New to induction, stuck on a proof and i need some help

[johnnyICON]

I am trying to prove that 3 divides $$n^3~-7n+3$$ for all integers n greater than or equal to 0.

I have gotten to this point:
$$3|(k~+~1)^3~-~7(k~+~1)~+~3$$
Where I try to show that is true for k+1. I have been scribbling on scrap paper trying to figure it out. I've expanded the expression countless times no avail.
Could someone give me a hint?

 

[HallsofIvy]

How about multiplying out (k+1)³- 7(k+1)+ 3?
Part of it, of course, will be k³-7k+ 3 which you know, by the "induction hypothesis", is divisible by 3: k³- 7k+ 3= 3n for some integer n. What is the rest? Can you factor a "3" out of it?

 

[LittleWolf]

Consider n^3-7n+3= n^3-n-6n+3=n(n^2-1)-3(2n-1)=(n-1)n(n+1)-3(2n-1). You just need to prove (by induction) that the product of three consecutive integers ((n-1)n(n+1)) is always divisible by 3 since 3(2n-1) is divisible by 3.

 

[johnnyICON]

How about multiplying out (k+1)³- 7(k+1)+ 3?
Part of it, of course, will be k³-7k+ 3 which you know, by the "induction hypothesis", is divisible by 3: k³- 7k+ 3= 3n for some integer n. What is the rest? Can you factor a "3" out of it?

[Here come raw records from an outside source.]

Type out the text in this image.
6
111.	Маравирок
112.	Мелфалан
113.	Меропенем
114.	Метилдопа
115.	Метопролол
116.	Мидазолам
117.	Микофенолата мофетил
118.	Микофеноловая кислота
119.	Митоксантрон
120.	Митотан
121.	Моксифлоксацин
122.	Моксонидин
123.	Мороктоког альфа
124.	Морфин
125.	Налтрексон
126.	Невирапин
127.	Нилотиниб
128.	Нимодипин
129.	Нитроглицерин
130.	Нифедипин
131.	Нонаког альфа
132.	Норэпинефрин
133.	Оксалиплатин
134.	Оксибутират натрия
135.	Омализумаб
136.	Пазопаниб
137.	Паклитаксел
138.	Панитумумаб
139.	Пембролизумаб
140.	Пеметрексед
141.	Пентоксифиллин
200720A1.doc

Ahhh, I didn't notice that when I was expanding out. The k's threw me off :(
Question: You expanded -7(k+1). Where is the -7?

$$[(k+1)^3-7k+3]-7$$
The equation within the brackets is divisible by 3, but -7 is not. I really like this approach because this is more of how I would try to solve the problem. The -7 doesn't make sense though. Maybe I missed something in your explanation.

Thanks for the help.

Consider n^3-7n+3= n^3-n-6n+3=n(n^2-1)-3(2n-1)=(n-1)n(n+1)-3(2n-1). You just need to prove (by induction) that the product of three consecutive integers ((n-1)n(n+1)) is always divisible by 3 since 3(2n-1) is divisible by 3.

Awesome. This makes sense. I wonder how you are able to see these things right away. Must take a lot of practice to be able to play around with terms that easily. I'll probably give this one a shot, I just feel like I didn't do any work :( Thanks for the help though. :D

 

[Gokul43201]

$$[(k+1)^3-7k+3]-7$$
The equation within the brackets is divisible by 3, but -7 is not.

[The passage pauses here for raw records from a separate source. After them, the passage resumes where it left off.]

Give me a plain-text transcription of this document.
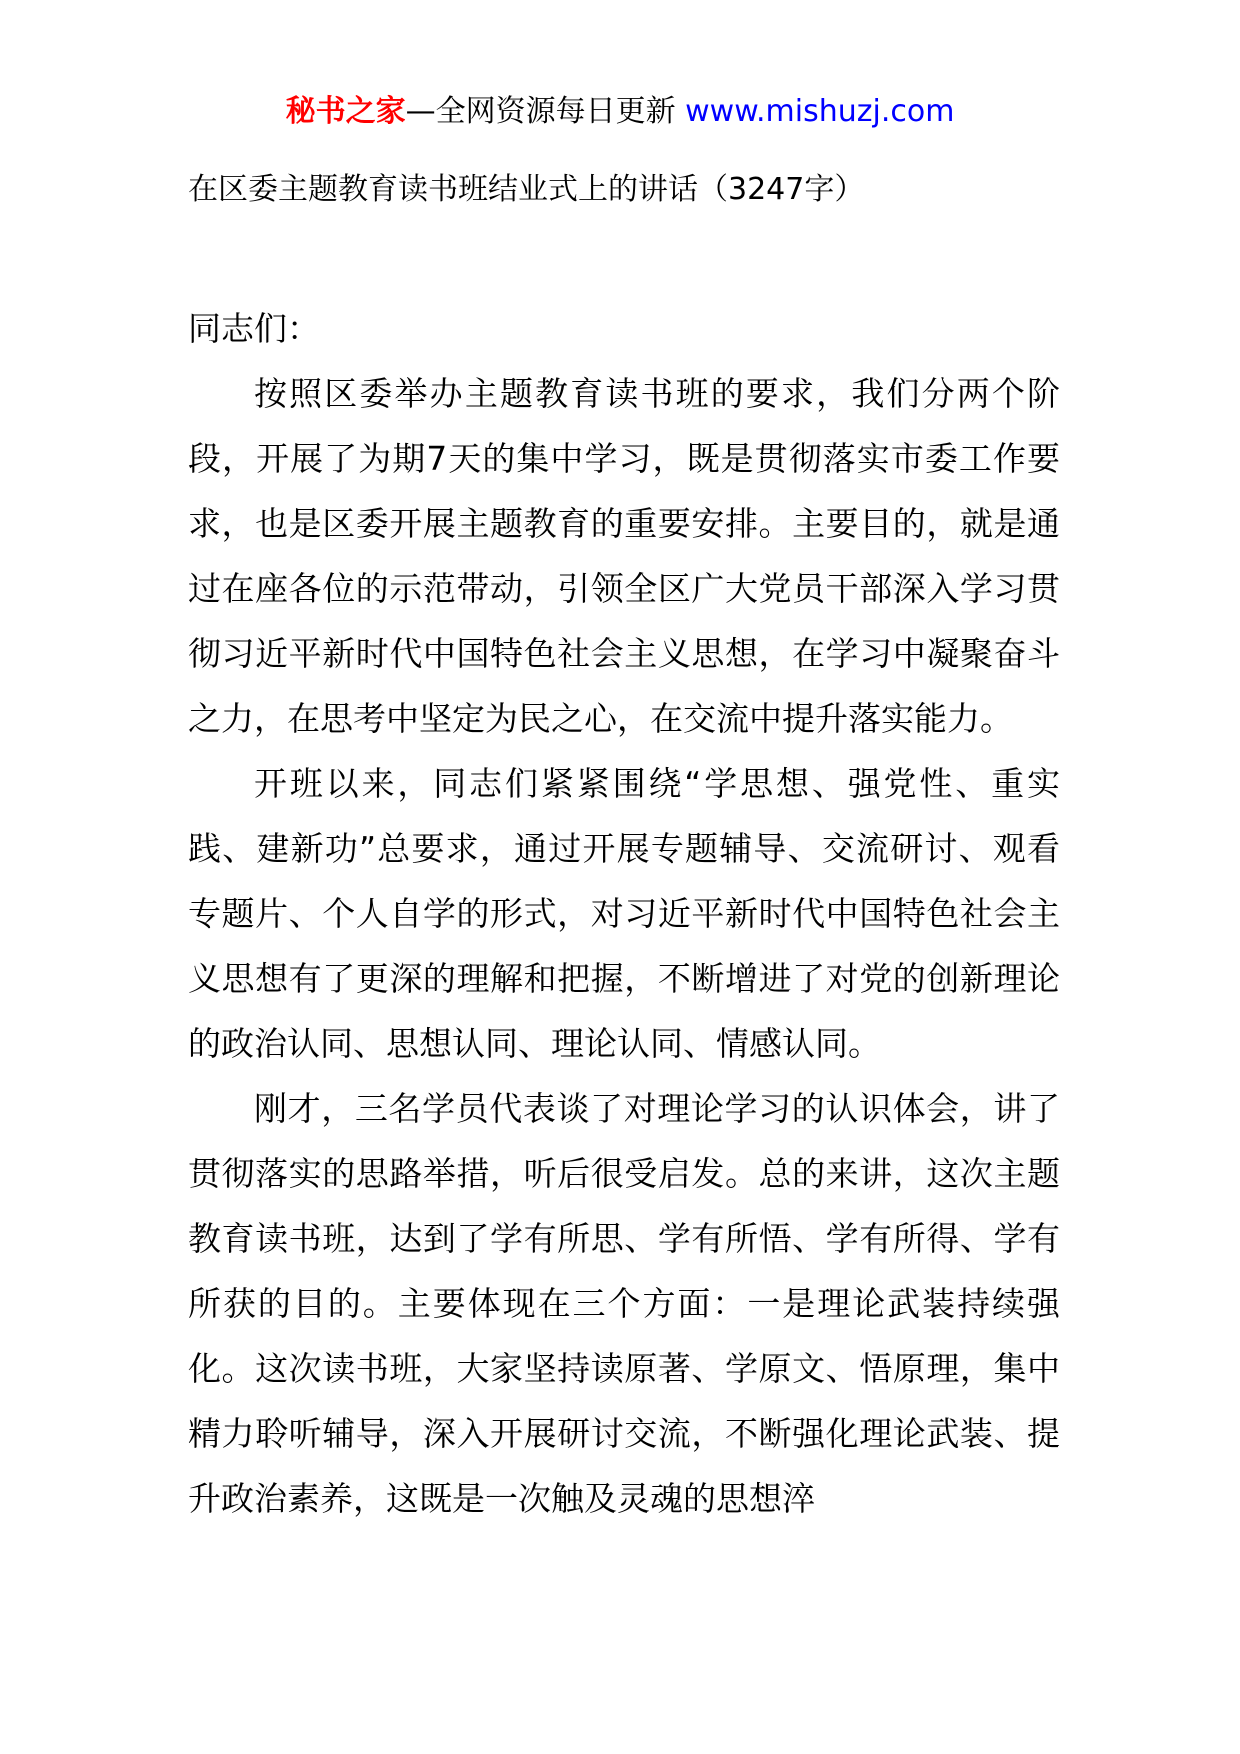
秘书之家—全网资源每日更新 www.mishuzj.com
在区委主题教育读书班结业式上的讲话（3247字）

同志们：

按照区委举办主题教育读书班的要求，我们分两个阶段，开展了为期7天的集中学习，既是贯彻落实市委工作要求，也是区委开展主题教育的重要安排。主要目的，就是通过在座各位的示范带动，引领全区广大党员干部深入学习贯彻习近平新时代中国特色社会主义思想，在学习中凝聚奋斗之力，在思考中坚定为民之心，在交流中提升落实能力。

开班以来，同志们紧紧围绕“学思想、强党性、重实践、建新功”总要求，通过开展专题辅导、交流研讨、观看专题片、个人自学的形式，对习近平新时代中国特色社会主义思想有了更深的理解和把握，不断增进了对党的创新理论的政治认同、思想认同、理论认同、情感认同。

刚才，三名学员代表谈了对理论学习的认识体会，讲了贯彻落实的思路举措，听后很受启发。总的来讲，这次主题教育读书班，达到了学有所思、学有所悟、学有所得、学有所获的目的。主要体现在三个方面：一是理论武装持续强化。这次读书班，大家坚持读原著、学原文、悟原理，集中精力聆听辅导，深入开展研讨交流，不断强化理论武装、提升政治素养，这既是一次触及灵魂的思想淬
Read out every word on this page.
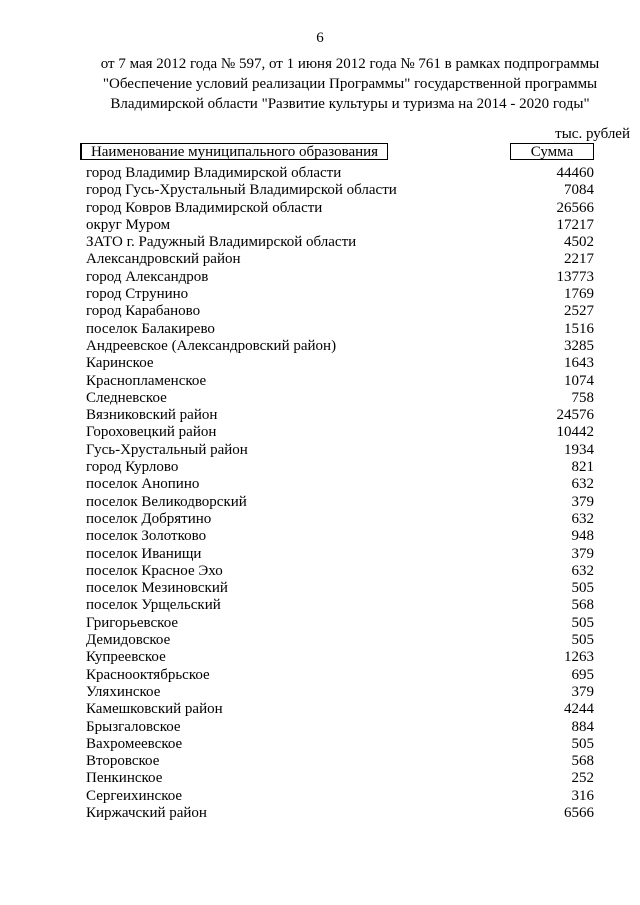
6
от 7 мая 2012 года № 597, от 1 июня 2012 года № 761 в рамках подпрограммы
"Обеспечение условий реализации Программы" государственной программы
Владимирской области "Развитие культуры и туризма на 2014 - 2020 годы"
тыс. рублей
Наименование муниципального образования	Сумма
город Владимир Владимирской области	44460
город Гусь-Хрустальный Владимирской области	7084
город Ковров Владимирской области	26566
округ Муром	17217
ЗАТО г. Радужный Владимирской области	4502
Александровский район	2217
город Александров	13773
город Струнино	1769
город Карабаново	2527
поселок Балакирево	1516
Андреевское (Александровский район)	3285
Каринское	1643
Краснопламенское	1074
Следневское	758
Вязниковский район	24576
Гороховецкий район	10442
Гусь-Хрустальный район	1934
город Курлово	821
поселок Анопино	632
поселок Великодворский	379
поселок Добрятино	632
поселок Золотково	948
поселок Иванищи	379
поселок Красное Эхо	632
поселок Мезиновский	505
поселок Урщельский	568
Григорьевское	505
Демидовское	505
Купреевское	1263
Краснооктябрьское	695
Уляхинское	379
Камешковский район	4244
Брызгаловское	884
Вахромеевское	505
Второвское	568
Пенкинское	252
Сергеихинское	316
Киржачский район	6566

Recheck that. The part within brackets is not divisible by 3. You must multiply out the cubic term and keep only the k^3 part within the brackets. The rest go outside, by the "-7".

 

[johnnyICON]

Recheck that. The part within brackets is not divisible by 3. You must multiply out the cubic term and keep only the k^3 part within the brackets. The rest go outside, by the "-7".

Isn't it though? By the induction hypothesis I am assuming that P(n) is true, that is 3 divides n³-7k+3 where n is just k+1.

 

[johnnyICON]

Whoops, ignore my previous post. :D

 

[HAP]

I have an easy prove for you, but is not quite sure if I'm making an illegal conclusion (I have not learned about induction yet). Take a look:

First I asume that 3|(n^3 - 7n + 3) is true. Then I try to prove that 3|((n+1)^3 - 7(n+1) + 3) is also true...

I do this by expanding the expresion to:
n^3 + 3n^2 + 3n + 1 - 7n - 7 + 3

And move the terms around:
(n^3 - 7n + 3) + (3n^2 + 3n + 1 - 7)

And at last simplify it:
(n^3 - 7n + 3) + (3n^2 + 3n - 6)
(n^3 - 7n + 3) + 3*(n^2 + n - 2)

Since 3*(n^2 + n - 2) is divisible with 3, I have proven that if 3|(n^3 - 7n + 3) is true, then 3|((n+1)^3 - 7(n+1) + 3) is also true! I guess that is what induction is all about?

 

[tongos]

if n^3-7n+3 is divisible by 3 then isn't
n^3-7n is divisible by 3?

n^3-7n= n(n^2-7)
if n is not divisible by 3, then n^2-7 must. when 3 is in, n^2-7 is never divisible by 3, always a remainder of 2. n^2-7= n^2-4-3

(n-2)(n+2)-3 must be divisible by 3 when n is not divisible by 3.
the three at the end cancels because we know that if k is divisible by 3, then so is k-3.
(n-2)(n+2) must be divisible by 3.
If n has a remainder of 1, like 4, then n+2 must be divisible by 3. If n has a remainder of 2, then (n-2) must be divisible by 3. And the maximum remainder you could possibly have is 2.